Our lab is interested in biological processes that contribute to drug resistance in myeloid leukaemias, with particular focus on leukaemic stem cells (LSCs).
Chronic myeloid leukaemia (CML) is caused by a reciprocal chromosomal translocation within a haemopoietic stem cell. This leads to transcription of BCR-ABL, a constitutively active tyrosine kinase that is necessary to induce CML. The development of the tyrosine kinase inhibitor (TKI) imatinib significantly improved the life expectancy of CML patients; however, we have shown that disease persistence is caused by the remarkable ability of CML LSCs to survive, despite complete BCR-ABL inhibition mediated by TKI treatment1,2.

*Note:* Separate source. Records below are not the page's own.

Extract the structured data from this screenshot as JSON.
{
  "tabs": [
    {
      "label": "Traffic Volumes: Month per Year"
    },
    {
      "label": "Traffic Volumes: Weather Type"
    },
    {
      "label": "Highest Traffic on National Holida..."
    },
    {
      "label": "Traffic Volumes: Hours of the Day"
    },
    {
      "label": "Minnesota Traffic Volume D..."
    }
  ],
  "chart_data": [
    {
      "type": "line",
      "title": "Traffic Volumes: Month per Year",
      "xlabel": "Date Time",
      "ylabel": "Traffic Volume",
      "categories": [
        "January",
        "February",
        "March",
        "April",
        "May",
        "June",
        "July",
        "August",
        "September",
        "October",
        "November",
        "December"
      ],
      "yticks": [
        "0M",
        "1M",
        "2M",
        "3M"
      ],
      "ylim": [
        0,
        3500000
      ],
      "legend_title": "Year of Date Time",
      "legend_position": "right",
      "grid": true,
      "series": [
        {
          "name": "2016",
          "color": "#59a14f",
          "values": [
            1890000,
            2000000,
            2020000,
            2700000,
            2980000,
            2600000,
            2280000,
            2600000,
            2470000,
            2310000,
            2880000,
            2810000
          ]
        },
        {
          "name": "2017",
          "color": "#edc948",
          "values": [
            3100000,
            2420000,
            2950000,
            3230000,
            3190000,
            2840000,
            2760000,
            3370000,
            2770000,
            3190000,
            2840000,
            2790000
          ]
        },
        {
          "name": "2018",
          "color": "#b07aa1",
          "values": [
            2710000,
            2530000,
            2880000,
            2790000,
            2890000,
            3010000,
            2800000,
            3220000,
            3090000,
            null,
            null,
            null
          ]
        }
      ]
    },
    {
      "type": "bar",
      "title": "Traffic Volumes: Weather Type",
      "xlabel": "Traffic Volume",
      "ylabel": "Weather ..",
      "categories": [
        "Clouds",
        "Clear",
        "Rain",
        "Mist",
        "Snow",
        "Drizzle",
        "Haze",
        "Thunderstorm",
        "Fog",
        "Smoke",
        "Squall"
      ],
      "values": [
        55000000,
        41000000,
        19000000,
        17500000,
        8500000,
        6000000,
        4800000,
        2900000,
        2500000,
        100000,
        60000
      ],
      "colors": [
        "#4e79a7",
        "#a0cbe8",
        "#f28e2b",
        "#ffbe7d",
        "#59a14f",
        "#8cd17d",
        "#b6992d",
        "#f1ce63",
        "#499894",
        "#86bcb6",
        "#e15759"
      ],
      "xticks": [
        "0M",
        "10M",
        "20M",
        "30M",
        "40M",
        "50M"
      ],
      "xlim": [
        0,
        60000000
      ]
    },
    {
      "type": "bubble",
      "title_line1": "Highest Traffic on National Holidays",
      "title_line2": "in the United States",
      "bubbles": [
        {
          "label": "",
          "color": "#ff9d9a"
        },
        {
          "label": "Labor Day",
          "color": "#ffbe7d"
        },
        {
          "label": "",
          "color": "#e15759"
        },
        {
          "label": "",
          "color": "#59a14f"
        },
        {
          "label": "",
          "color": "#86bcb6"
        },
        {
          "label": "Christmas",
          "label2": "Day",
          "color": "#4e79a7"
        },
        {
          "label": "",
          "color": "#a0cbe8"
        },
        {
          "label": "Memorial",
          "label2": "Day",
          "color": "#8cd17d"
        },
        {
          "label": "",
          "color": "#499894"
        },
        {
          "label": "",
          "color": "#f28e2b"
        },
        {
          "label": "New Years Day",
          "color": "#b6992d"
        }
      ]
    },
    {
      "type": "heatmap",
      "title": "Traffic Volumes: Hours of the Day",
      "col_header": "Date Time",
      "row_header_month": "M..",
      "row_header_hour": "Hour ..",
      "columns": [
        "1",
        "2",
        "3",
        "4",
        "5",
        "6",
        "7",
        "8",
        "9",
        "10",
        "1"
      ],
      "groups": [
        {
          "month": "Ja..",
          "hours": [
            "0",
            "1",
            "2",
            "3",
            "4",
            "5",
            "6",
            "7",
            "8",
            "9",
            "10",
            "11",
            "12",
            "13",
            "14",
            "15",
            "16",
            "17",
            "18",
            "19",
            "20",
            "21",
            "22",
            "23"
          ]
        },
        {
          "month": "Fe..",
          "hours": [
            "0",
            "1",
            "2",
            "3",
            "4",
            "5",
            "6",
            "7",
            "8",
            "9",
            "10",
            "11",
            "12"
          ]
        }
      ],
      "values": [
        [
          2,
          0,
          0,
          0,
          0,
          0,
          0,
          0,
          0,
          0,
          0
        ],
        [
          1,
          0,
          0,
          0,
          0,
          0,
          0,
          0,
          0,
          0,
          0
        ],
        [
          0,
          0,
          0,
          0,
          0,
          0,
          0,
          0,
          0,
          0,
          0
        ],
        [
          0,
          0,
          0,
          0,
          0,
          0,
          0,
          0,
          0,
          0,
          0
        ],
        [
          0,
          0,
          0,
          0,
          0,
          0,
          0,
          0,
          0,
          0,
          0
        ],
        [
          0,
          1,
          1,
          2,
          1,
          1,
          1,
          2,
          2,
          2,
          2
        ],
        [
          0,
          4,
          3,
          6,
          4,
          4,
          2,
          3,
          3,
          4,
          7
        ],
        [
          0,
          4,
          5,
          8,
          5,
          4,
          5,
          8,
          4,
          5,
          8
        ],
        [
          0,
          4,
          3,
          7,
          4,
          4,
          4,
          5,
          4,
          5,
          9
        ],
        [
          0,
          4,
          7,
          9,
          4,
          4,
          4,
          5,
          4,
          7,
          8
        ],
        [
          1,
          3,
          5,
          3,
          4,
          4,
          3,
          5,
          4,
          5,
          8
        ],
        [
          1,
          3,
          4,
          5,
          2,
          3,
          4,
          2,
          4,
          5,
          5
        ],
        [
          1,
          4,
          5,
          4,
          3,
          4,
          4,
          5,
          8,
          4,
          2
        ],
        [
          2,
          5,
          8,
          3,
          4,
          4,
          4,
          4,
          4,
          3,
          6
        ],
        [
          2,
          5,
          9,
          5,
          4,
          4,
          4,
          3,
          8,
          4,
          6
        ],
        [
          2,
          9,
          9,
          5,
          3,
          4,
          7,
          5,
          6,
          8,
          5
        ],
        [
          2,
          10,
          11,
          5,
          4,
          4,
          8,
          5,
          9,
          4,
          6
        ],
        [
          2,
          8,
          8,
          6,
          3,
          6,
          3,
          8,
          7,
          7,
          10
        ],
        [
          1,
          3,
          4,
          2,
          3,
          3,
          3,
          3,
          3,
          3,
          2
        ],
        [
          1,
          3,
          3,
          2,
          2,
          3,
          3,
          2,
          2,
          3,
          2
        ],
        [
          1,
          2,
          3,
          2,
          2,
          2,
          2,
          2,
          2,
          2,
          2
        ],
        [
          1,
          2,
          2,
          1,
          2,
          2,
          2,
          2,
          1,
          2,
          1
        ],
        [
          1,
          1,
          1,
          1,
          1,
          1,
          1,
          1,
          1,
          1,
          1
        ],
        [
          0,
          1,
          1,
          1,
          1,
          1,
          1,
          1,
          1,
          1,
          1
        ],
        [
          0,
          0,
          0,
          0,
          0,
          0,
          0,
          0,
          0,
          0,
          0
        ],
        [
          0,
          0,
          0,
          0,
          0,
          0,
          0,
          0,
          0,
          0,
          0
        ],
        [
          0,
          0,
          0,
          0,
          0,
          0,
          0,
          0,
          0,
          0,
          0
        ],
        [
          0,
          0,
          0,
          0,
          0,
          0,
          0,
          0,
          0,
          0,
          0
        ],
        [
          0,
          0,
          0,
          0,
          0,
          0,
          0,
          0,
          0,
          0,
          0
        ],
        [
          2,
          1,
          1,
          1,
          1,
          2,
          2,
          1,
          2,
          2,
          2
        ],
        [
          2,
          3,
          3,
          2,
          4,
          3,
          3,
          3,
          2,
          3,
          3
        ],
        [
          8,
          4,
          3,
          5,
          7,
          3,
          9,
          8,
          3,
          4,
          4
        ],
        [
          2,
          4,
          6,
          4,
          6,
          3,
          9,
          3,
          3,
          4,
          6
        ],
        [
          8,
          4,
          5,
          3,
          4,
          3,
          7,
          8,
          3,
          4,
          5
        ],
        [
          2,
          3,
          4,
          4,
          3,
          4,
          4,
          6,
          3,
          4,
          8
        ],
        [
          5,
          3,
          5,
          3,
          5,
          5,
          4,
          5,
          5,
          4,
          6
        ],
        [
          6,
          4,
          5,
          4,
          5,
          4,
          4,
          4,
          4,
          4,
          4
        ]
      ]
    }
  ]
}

Acute myeloid leukaemia (AML) is a more heterogeneous, involving different disease-causing genetic mutations. First line treatment for AML patients consists of chemotherapy, aiming at inducing remission. Generally, five-year survival rate in AML remains at a dismal 20%. Activating internal tandem duplication mutations in FLT3 (FLT3-ITD), detected in about 20% of AML, represents driver mutations and a valid therapeutic target in AMLFLT-ITD. However, although new FLT3 inhibitors have begun to show promising clinical activity it is unlikely that they will have durable effects as single agents
In recent years there has been resurgence in interest in autophagy, energy metabolism and mitochondria function as a possible area for development of novel anti-cancer agents. We recently developed improved protocols for autophagy and metabolic assays in rare LSCs and highlighted mitochondrial oxidative phosphorylation (OXPHOS) as a metabolic dependency in CML LSCs3. Primitive AML cells have also been shown to depend on increased mitochondrial respiration4,5. We will therefore further investigate mitochondrial metabolism and through validation of drug-repurposing screen, identify new clinically applicable drugs that inhibit OXPHOS in CML, and in AML where improved therapy options with acceptable toxicities are urgently needed.
Our working hypothesis is that autophagy and deregulated mitochondrial metabolism in LSCs renders them sensitive to inhibition of the ULK1 autophagy complex and pathways that sustain mitochondrial OXPHOS. Our first aim is to use complementary functional and omic approaches to further assess the dependency of CML/AML LSCs to recycle or oxidise major mitochondrial fuels (objective 1). Our second aim is to test ULK1 inhibitors6 and FDA-approved OXPHOS inhibitors (which we have recently identified through drug-repurposing screening), in combination with TKI treatment, for eradication of CML and AMLFLT3-ITD/TKD LSCs (objective 2).
This project will therefore promote identification of a core fuel pathway signature of CML/AML LSCs and a set of new potentially selective LSC-specific metabolic drug targets (objective 1). The student will also use state-of-the-art in vitro and in vivo models to test clinically relevant drugs, which will in the longer term, facilitate the translation of our findings into the clinic, with the overall aim for CML and AML LSC eradication.